The multiomic landscape of epidemiological factors contributing to preterm birth in low- and middle-income countries
Data files
May 19, 2023 version files 18.11 MB
Abstract
Preterm birth (PTB) is the leading cause of death in children under five, yet comprehensive studies are hindered by its multiple complex etiologies. Epidemiological associations between PTB and maternal characteristics have been previously described. This work employed multiomic profiling and multivariate modeling to investigate the biological signatures of these characteristics. Maternal covariates were collected during pregnancy from 13,841 pregnant women across five sites. Plasma samples from 231 participants were analyzed to generate proteomic, metabolomic, and lipidomic datasets. Machine learning models showed robust performance for the prediction of PTB (AUROC=0.70), time-to-delivery (r=0.65), maternal age (r=0.59), gravidity (r=0.56), and BMI (r=0.81). Time-to-delivery biological correlates included fetal-associated proteins (e.g., ALPP, AFP, PGF) and immune proteins (e.g., PD-L1, CCL28, LIFR). Maternal age negatively correlated collagen COL9A1; gravidity with endothelial NOS and inflammatory chemokine CXCL13; and BMI with leptin and structural protein FABP4. These results provide an integrated view of epidemiological factors associated with PTB and identify biological signatures of clinical covariates impacting this disease.
Methods
The study population comprised pregnant women selected from 5 biorepository-supported cohorts in Matlab, Bangladesh; Lusaka, Zambia; Sylhet, Bangladesh; Karachi, Pakistan; and Pemba, Tanzania. The study was approved by the Stanford University Institutional Review Board, and ethical exemptions were sought and obtained independently from the respective country by each birth cohort supported by the Alliance for Maternal and Newborn Health Improvement (AMANHI) and the Global Alliance to Prevent Prematurity and Stillbirth (GAPPS) biorepositories. Written informed participant consent was obtained from each participant in the original cohorts and extends to the present study. No compensation or incentives were provided for participating in this study. We followed the Transparent Reporting of a Multivariable Prediction Model for Individual Prognosis or Diagnosis (TRIPOD) reporting guideline. This study analyzed plasma collected from May 2014 to August 2018.

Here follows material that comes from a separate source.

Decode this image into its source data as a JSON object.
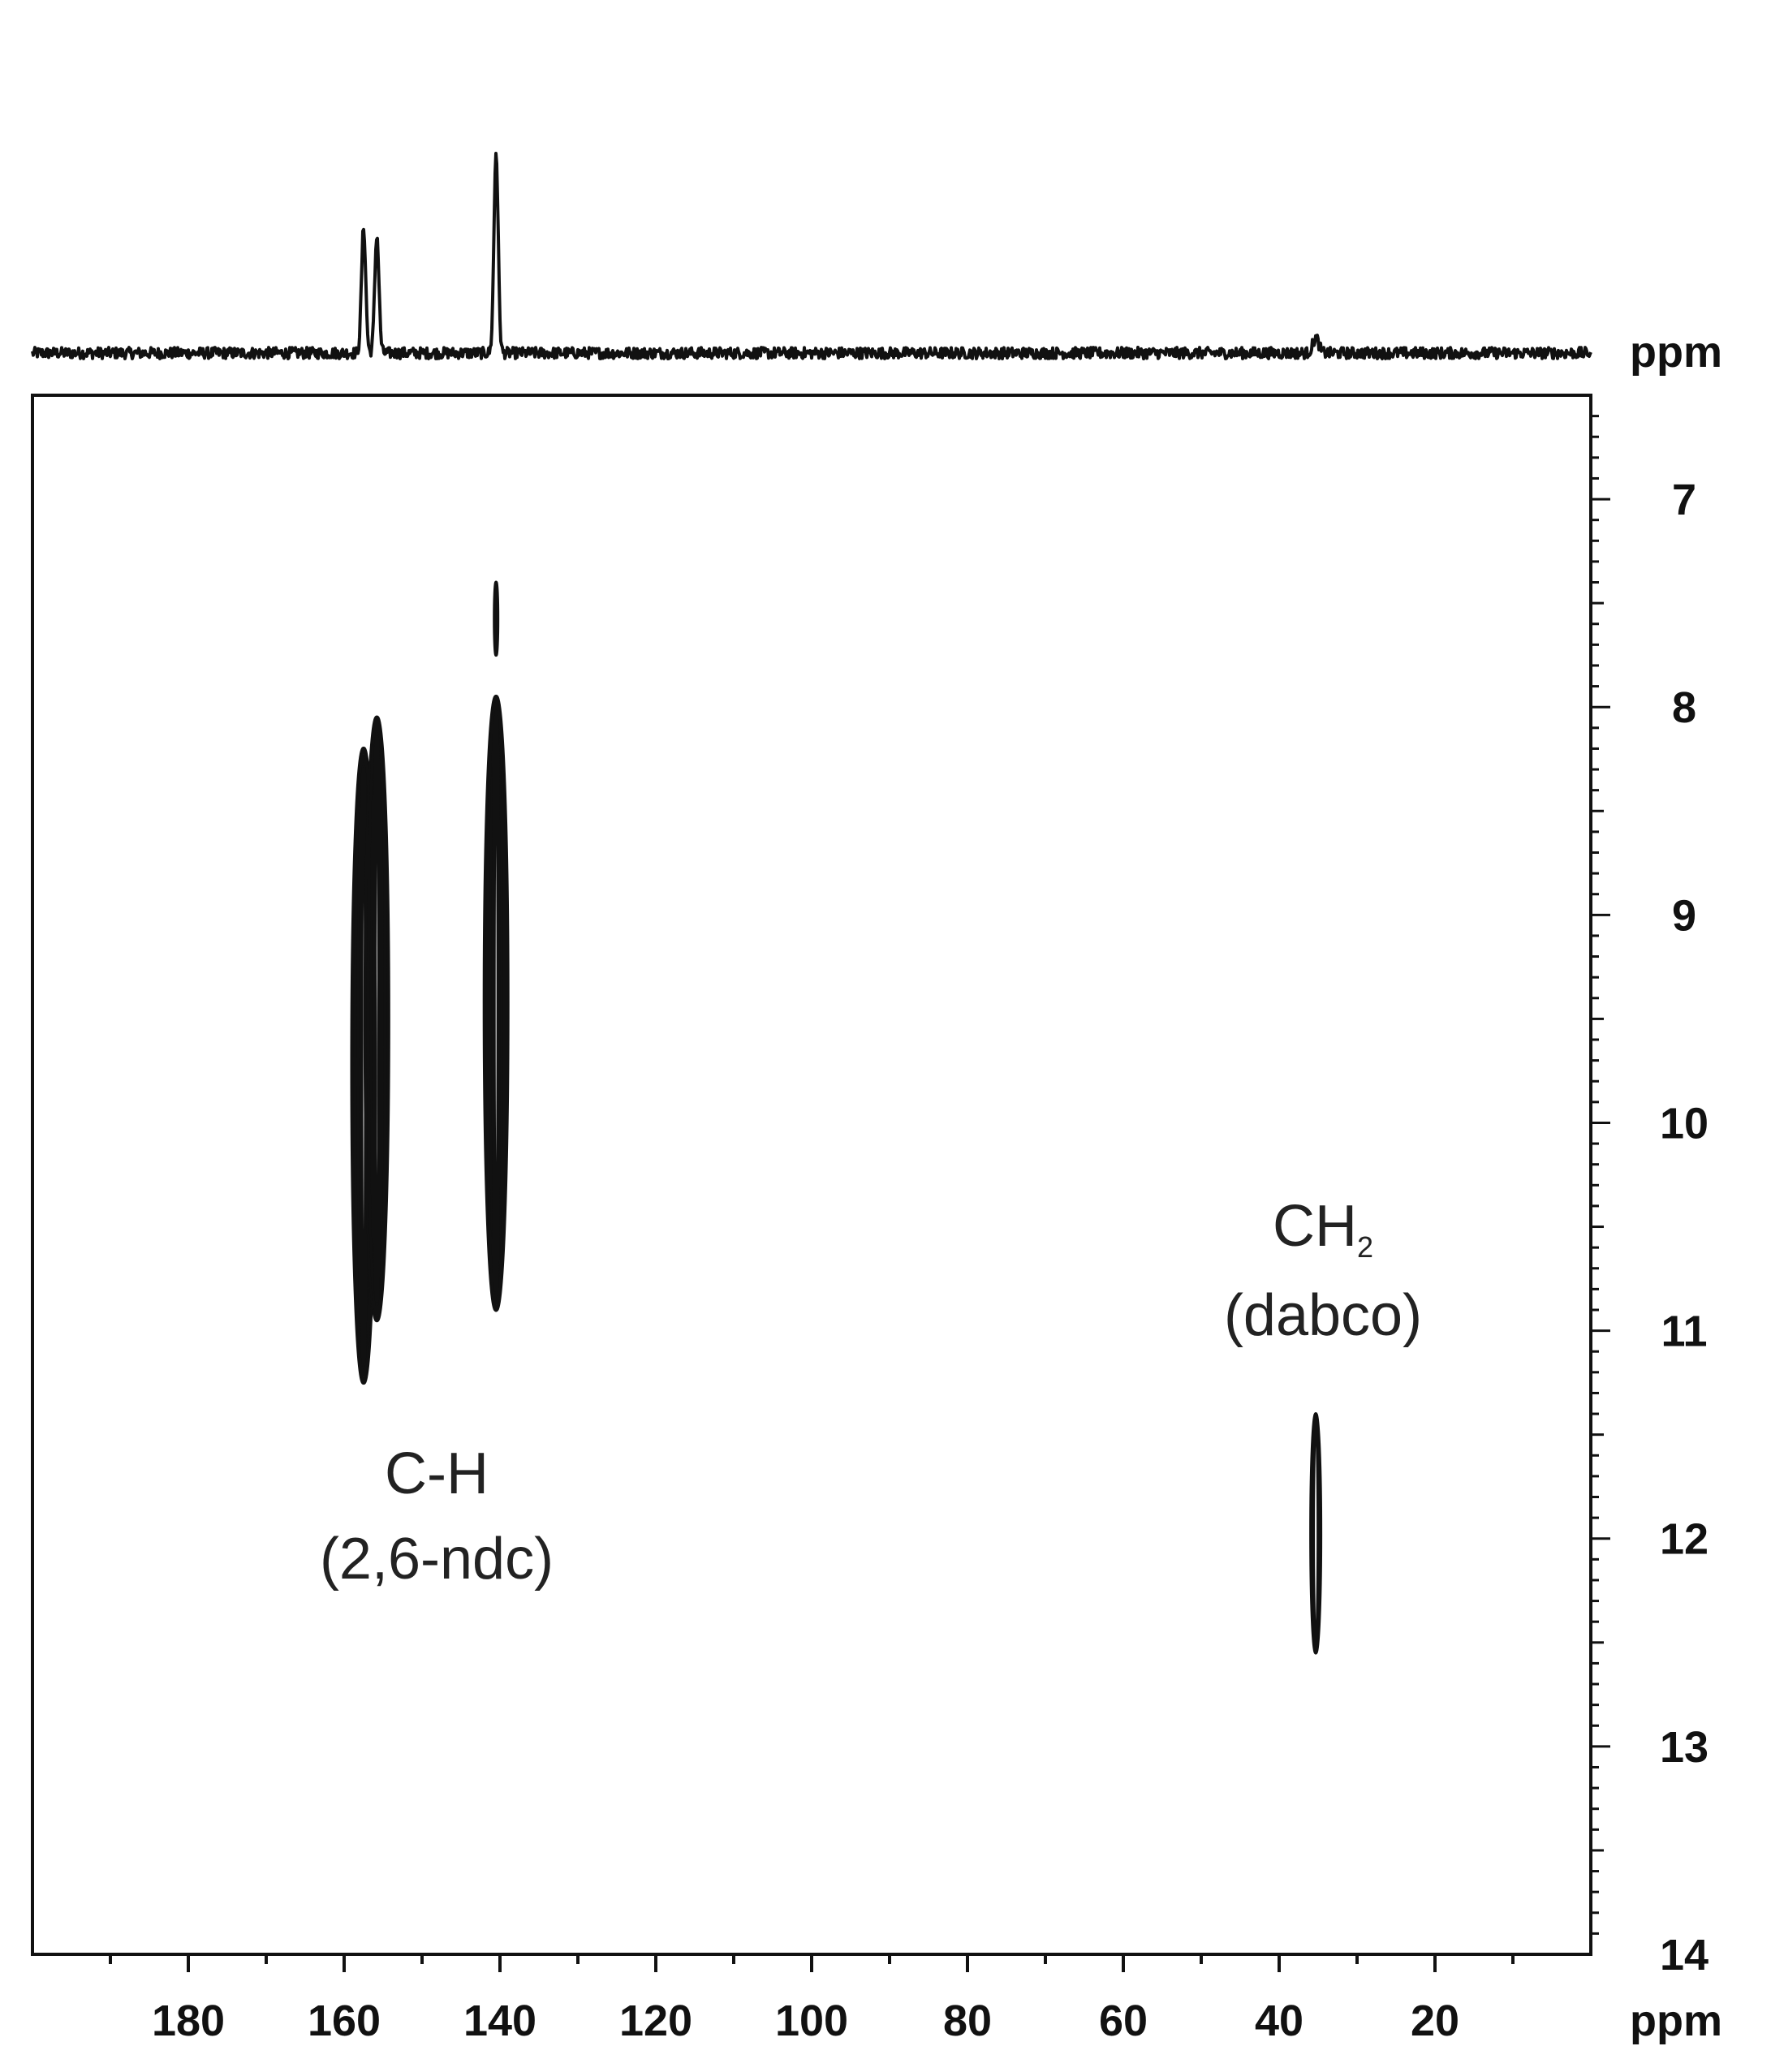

Gestational age at the time of sampling was determined by ultrasonographic assessment. From all AMANHI and GAPPS cohorts, trained phlebotomists or nursing staff collected blood samples for centrifugation and aliquoting of serum, plasma, and buffy coat for storage in -80°C and future analyses. Collection and processing of all sample types were performed according to harmonized operating procedures at all study cohorts. Lipidomics and metabolomics features were generated using untargeted liquid-chromatography mass spectrometry, while proteomic features were generated using a highly multiplexed immunoassay (Olink Proteomics Inc.).
Usage notes
Scripts are in R and files are .csv and .xlsx. Xlsx files can be opened with Google Sheets as an open-source alternative.